On Saturday, 1 September 2018 at 07:59:27 UTC, Walter Bright wrote:
On 8/31/2018 5:40 PM, tide wrote:
On Friday, 31 August 2018 at 22:42:39 UTC, Walter Bright wrote:
On 8/31/2018 2:40 PM, tide wrote:
I don't think I've ever had a **game** hung up in a black screen and not be able to close it.

I've had that problem with every **DVD player** I've had in the last 20 years. Power cycling is the only fix.

Two very different things, odds are your DVD players code aren't even written with a complete C compiler or libraries.

Doesn't matter. It's clear that DVD player software is written by cowboy programmers who likely believe that it's fine to continue running a program after it has entered an invalid state, presumably to avoid annoying customers.

Newer DVD/Bluray players have an ethernet port on the back.

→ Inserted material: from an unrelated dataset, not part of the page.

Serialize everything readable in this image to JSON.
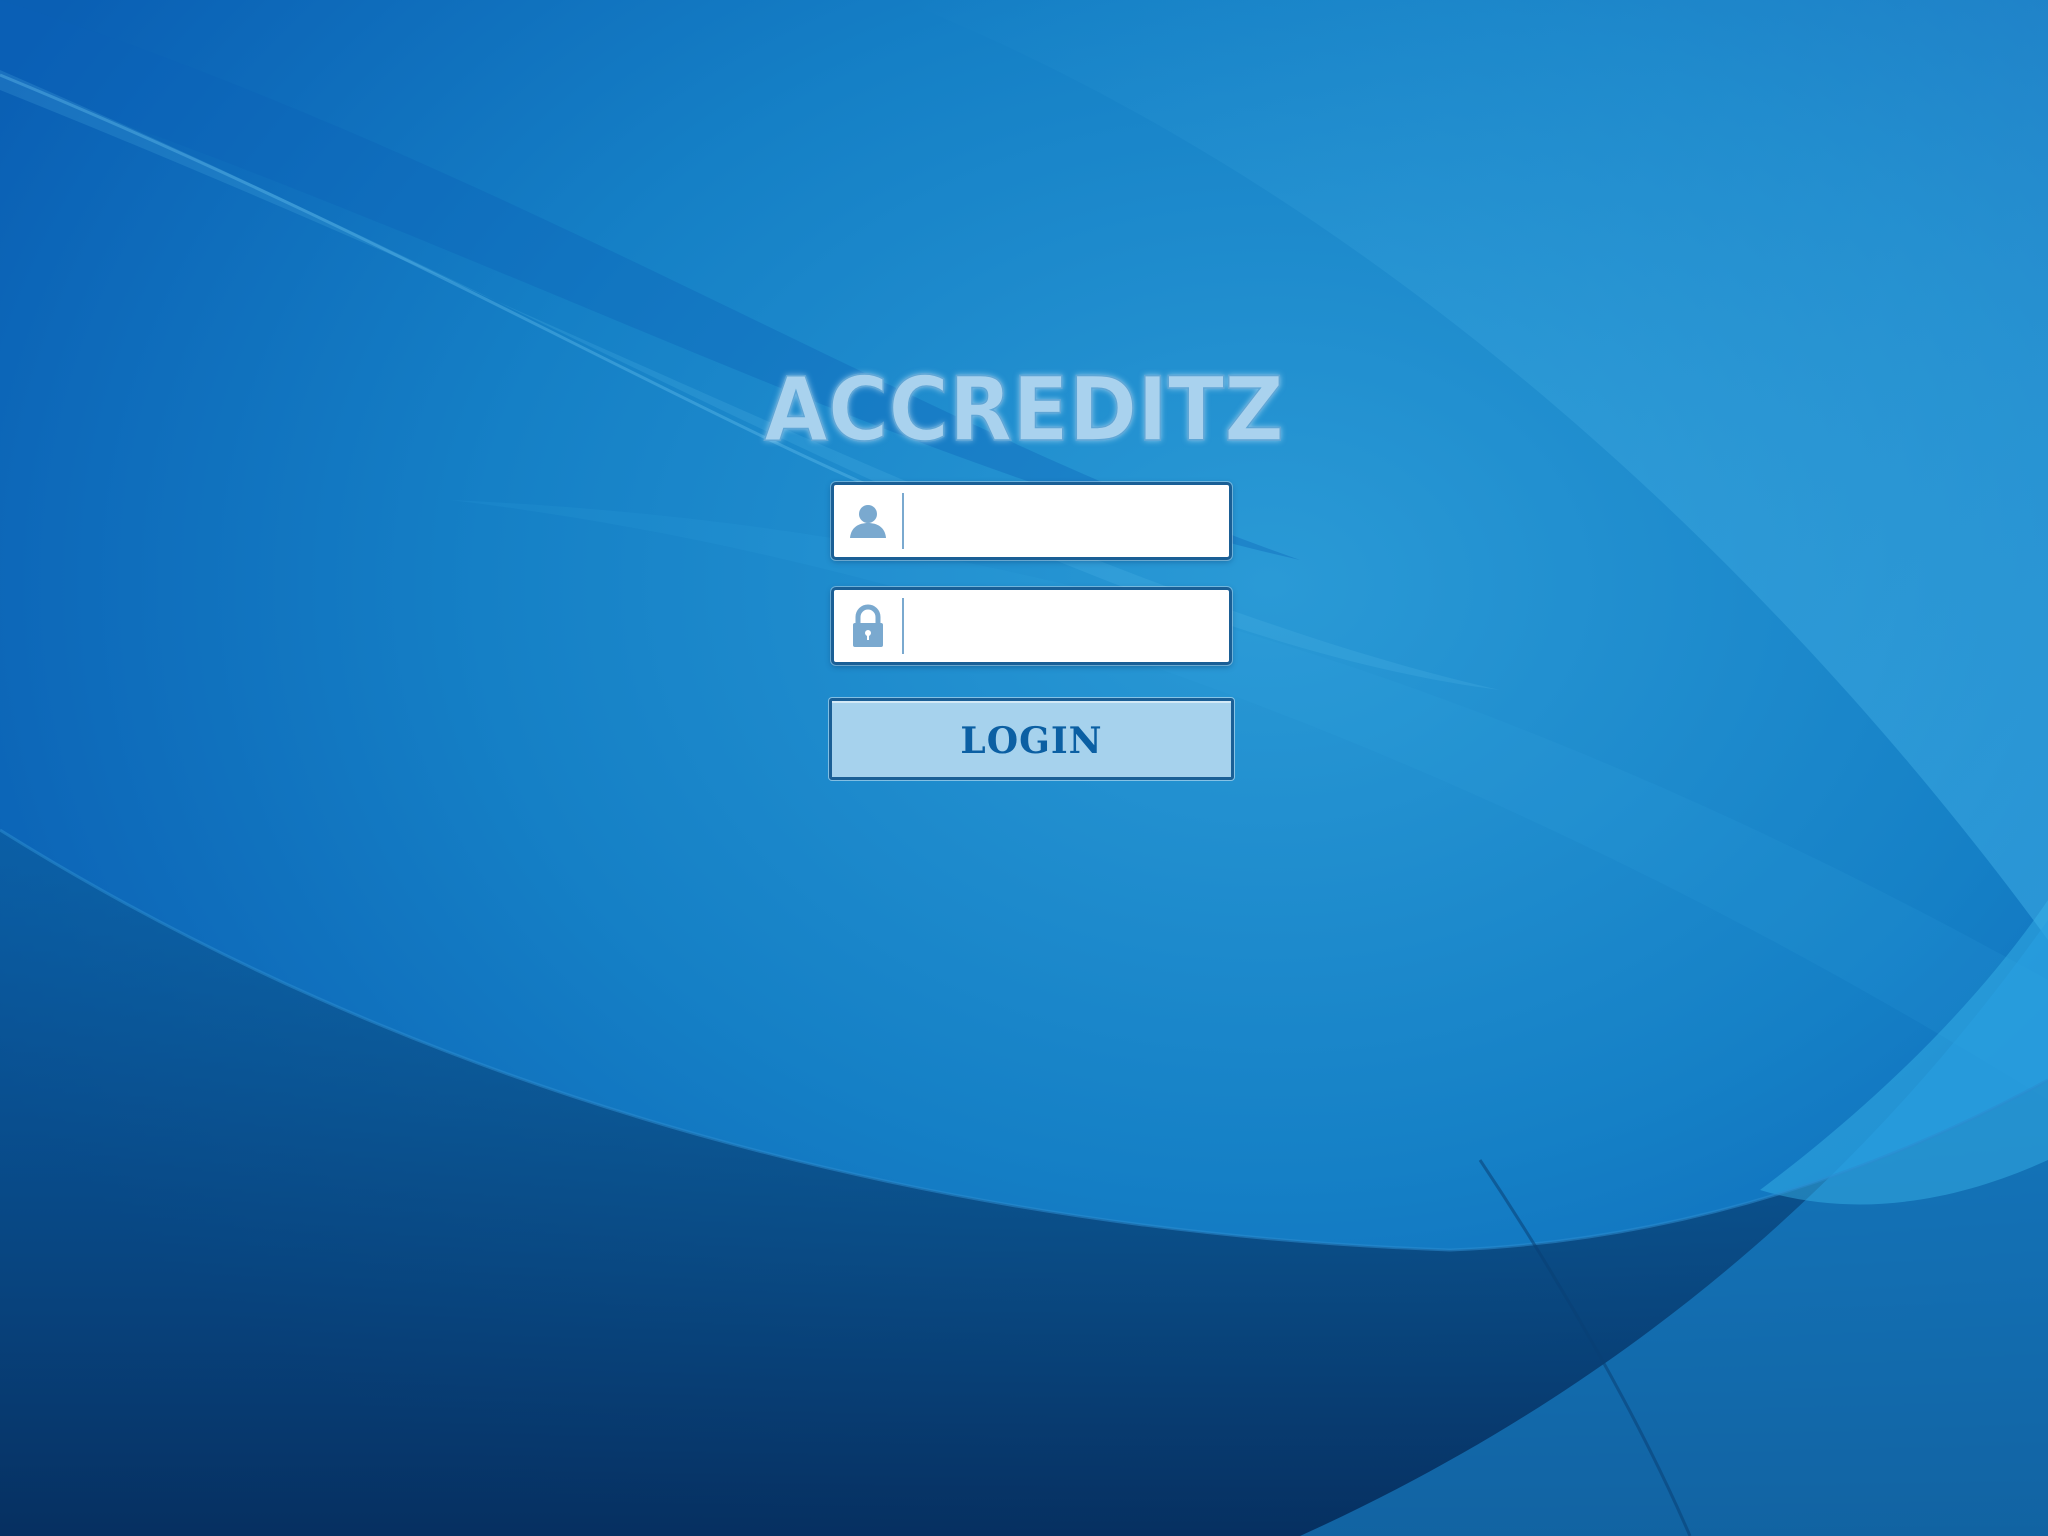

I'd never connect such a P.O.S. malware incubator to my LAN.

It does matter, I've programmed on embedded systems where the filename length was limited to 10 or so characters. There were all kinds of restrictions, how do you know when you have to power cycle that isn't an assert being hit and having the powercycle is the result of a hardware limitation that these "cowboy programmers" had no control over ? You are making a lot of wild assumptions to try and prove a point, and that all bugs can be solved with asserts (which they can't). Hey guys race conditions aren't a problem, just use an assert, mission fucking accomplished.